The legal and ethical architecture governing warfare was built for a world where human commanders made human decisions. AI doesn't fit cleanly into that framework — and the gaps are becoming impossible to ignore.

"If something does go wrong, then who's responsible?" Asaro asked. It is a question that applies equally to military planners, software developers, and the governments that deploy these systems.

The Israeli military's use of a targeting program called "Lavender" during its campaign in Gaza brought similar questions into public view. Lavender was used to identify targets within a defined margin of error — an acknowledgment, baked into the system's design, that some percentage of its outputs would be wrong. What that margin means in human terms was left largely unaddressed.

French military AI officials have pushed back on the notion that AI systems operate autonomously. Bertrand Rondepierre, head of the French army's AI agency AMIAD, insisted that "military commanders are at the heart of the action and the design of these systems" and that "no military decision-maker would agree to use an AI if he didn't have trust in and control over what it's doing."

But critics note that when AI accelerates decision-making to the point where human review becomes a rubber stamp rather than a genuine check, the distinction between "human-in-the-loop" and "AI-in-control" begins to collapse.

A Moment That Demands Clarity — Not Just Speed

For Hamza Baig, founder of the Automation Institute and CEO of Hexona Systems, the military application of AI raises questions that extend well beyond the battlefield.

"Automation, at its best, amplifies human capability and frees people to focus on what matters most. But the moment we use it to remove human accountability from decisions that end lives, we've crossed a line that technology alone cannot walk back. The question was never whether AI could do this — it's whether it should, and who answers for it when it doesn't."

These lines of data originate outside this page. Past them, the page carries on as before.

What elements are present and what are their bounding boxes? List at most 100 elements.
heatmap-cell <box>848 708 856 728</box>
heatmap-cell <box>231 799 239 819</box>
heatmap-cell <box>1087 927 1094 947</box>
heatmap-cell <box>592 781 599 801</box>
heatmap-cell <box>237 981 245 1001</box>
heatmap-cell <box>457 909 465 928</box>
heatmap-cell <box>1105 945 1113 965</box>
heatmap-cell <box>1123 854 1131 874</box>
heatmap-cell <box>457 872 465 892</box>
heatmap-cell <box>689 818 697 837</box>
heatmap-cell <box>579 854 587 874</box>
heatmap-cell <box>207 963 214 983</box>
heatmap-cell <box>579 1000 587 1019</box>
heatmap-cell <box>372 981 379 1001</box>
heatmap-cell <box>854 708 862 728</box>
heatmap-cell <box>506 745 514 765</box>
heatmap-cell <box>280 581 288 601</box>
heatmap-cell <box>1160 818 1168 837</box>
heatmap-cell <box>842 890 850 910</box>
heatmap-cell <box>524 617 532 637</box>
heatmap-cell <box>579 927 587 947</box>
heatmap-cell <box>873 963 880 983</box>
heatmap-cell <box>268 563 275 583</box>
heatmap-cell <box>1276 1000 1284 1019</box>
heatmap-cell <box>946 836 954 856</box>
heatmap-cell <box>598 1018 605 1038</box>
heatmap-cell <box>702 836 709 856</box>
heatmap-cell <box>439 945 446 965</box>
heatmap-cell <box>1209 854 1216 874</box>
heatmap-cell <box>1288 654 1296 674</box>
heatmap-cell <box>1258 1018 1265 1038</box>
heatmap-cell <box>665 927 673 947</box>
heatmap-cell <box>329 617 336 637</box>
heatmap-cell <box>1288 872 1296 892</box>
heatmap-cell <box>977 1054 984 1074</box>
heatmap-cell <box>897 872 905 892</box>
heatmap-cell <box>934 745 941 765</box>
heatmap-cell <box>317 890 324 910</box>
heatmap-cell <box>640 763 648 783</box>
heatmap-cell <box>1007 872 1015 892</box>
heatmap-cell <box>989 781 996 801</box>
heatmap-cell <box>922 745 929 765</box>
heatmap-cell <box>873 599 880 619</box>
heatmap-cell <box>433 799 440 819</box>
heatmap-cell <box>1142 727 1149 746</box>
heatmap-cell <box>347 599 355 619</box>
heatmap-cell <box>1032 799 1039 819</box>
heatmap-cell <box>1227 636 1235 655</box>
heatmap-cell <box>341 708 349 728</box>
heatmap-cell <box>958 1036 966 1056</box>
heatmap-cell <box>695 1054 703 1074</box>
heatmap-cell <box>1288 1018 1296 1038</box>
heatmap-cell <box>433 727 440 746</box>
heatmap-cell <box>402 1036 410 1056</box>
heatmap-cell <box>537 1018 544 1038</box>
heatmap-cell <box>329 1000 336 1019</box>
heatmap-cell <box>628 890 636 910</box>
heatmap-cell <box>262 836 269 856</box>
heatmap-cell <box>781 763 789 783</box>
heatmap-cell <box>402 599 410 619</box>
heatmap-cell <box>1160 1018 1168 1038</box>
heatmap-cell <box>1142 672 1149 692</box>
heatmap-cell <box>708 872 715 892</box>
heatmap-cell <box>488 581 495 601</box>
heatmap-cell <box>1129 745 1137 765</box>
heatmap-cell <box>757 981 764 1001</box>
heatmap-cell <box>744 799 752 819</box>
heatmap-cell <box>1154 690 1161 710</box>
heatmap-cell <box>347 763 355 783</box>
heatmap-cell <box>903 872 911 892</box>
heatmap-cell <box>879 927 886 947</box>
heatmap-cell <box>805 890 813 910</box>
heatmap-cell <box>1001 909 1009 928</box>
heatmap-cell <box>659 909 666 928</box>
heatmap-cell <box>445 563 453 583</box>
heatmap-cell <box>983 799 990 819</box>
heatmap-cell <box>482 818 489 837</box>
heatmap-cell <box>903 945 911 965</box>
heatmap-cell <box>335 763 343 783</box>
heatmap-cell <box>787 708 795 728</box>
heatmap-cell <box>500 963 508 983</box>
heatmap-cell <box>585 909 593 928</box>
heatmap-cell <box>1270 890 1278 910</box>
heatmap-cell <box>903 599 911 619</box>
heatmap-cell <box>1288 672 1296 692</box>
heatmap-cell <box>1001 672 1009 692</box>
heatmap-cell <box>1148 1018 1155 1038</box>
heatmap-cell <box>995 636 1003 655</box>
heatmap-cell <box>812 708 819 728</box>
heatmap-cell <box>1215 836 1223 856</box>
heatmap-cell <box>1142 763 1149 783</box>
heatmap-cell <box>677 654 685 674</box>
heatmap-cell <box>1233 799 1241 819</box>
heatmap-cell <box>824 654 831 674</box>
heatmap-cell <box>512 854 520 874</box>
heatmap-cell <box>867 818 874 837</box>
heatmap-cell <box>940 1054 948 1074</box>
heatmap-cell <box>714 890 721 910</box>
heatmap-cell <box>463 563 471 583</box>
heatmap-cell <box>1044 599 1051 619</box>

Baig, who has trained over 30,000 students in automation and built one of the world's most widely licensed automation platforms, argues that the principles governing responsible automation in business — transparency, human oversight, and clear lines of accountability — are the same principles being tested, and in some cases abandoned, in military contexts.

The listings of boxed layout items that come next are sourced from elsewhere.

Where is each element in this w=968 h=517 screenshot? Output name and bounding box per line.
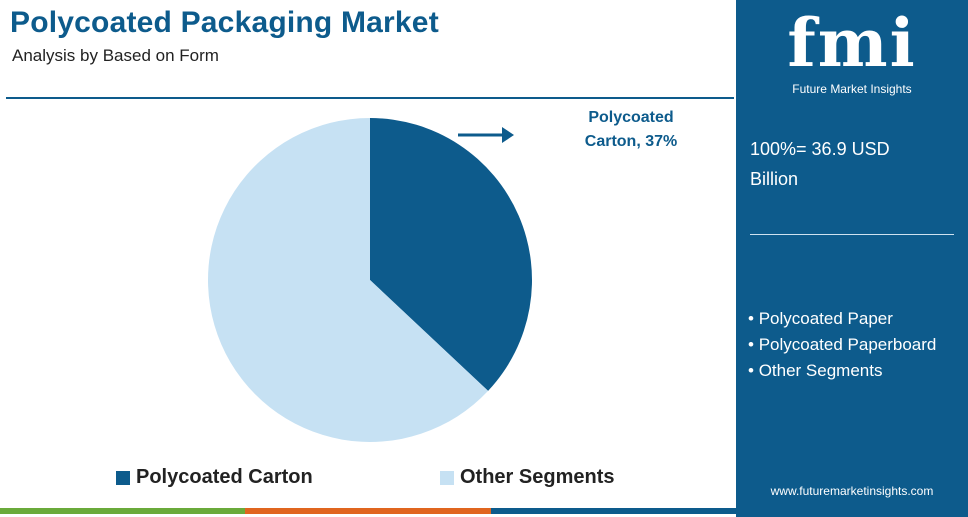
bar-segment-blue	[490, 508, 736, 514]
logo-wordmark: fmi	[787, 4, 917, 82]
chart-legend: Polycoated Carton Other Segments	[0, 466, 736, 492]
pie-slice-polycoated-carton	[370, 118, 533, 391]
callout-arrow	[458, 127, 514, 143]
segment-list: Polycoated Paper Polycoated Paperboard O…	[748, 306, 958, 384]
legend-label: Other Segments	[460, 466, 615, 488]
segment-list-item: Polycoated Paper	[748, 306, 958, 332]
bar-segment-orange	[245, 508, 491, 514]
logo-tagline: Future Market Insights	[792, 82, 912, 96]
legend-item-other-segments: Other Segments	[440, 466, 614, 489]
market-total-line-1: 100%= 36.9 USD	[750, 139, 890, 159]
legend-swatch	[440, 470, 454, 485]
segment-list-item: Polycoated Paperboard	[748, 332, 958, 358]
fmi-logo: fmi Future Market Insights	[766, 4, 938, 100]
legend-item-polycoated-carton: Polycoated Carton	[116, 466, 313, 489]
slice-data-label: Polycoated Carton, 37%	[560, 106, 702, 154]
segment-list-item: Other Segments	[748, 358, 958, 384]
data-label-line-2: Carton, 37%	[584, 133, 678, 150]
website-url: www.futuremarketinsights.com	[770, 484, 934, 498]
bottom-color-bar	[0, 508, 736, 514]
panel-divider	[750, 234, 954, 235]
pie-slice-other-segments	[208, 118, 489, 442]
data-label-line-1: Polycoated	[588, 109, 674, 126]
market-total: 100%= 36.9 USD Billion	[750, 134, 950, 194]
legend-label: Polycoated Carton	[136, 466, 313, 488]
header-divider	[6, 97, 734, 99]
page-subtitle: Analysis by Based on Form	[12, 46, 219, 65]
pie-chart-area	[0, 100, 736, 500]
legend-swatch	[116, 470, 130, 485]
market-total-line-2: Billion	[750, 169, 799, 189]
side-panel: fmi Future Market Insights 100%= 36.9 US…	[736, 0, 968, 517]
pie-chart	[208, 118, 533, 442]
bar-segment-green	[0, 508, 246, 514]
page-title: Polycoated Packaging Market	[10, 6, 439, 39]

"Speed is not always a virtue," he has noted in discussions about AI deployment. "In business and in war, the cost of a fast wrong decision can far outweigh the benefit of a slow right one."

The Beginning of Something Much Larger

Despite the controversy, military investment in AI is not slowing down. Benjamin Jensen of the Washington-based Center for Strategic and International Studies, who has spent a decade observing AI in military decision-making exercises, described the current moment as just "the beginning."

"The world's armies haven't fundamentally rethought how we plan, how we conduct operations, to take advantage of AI's capabilities," Jensen said. "It's going to take a generation for us to really figure this out."

That timeline may not be reassuring to those caught in the crossfire of the figuring-out process. The infrastructure of AI-assisted warfare is being built in real time in active conflict zones, with immediate and irreversible consequences.

The legal frameworks, international agreements, and accountability mechanisms needed to govern it remain largely aspirational.

What is clear is that the decisions made now — about how much autonomy to grant these systems, what safeguards to require, and who bears responsibility when they fail — will define the rules of warfare for decades to come.

The technology has already arrived. The reckoning is just beginning.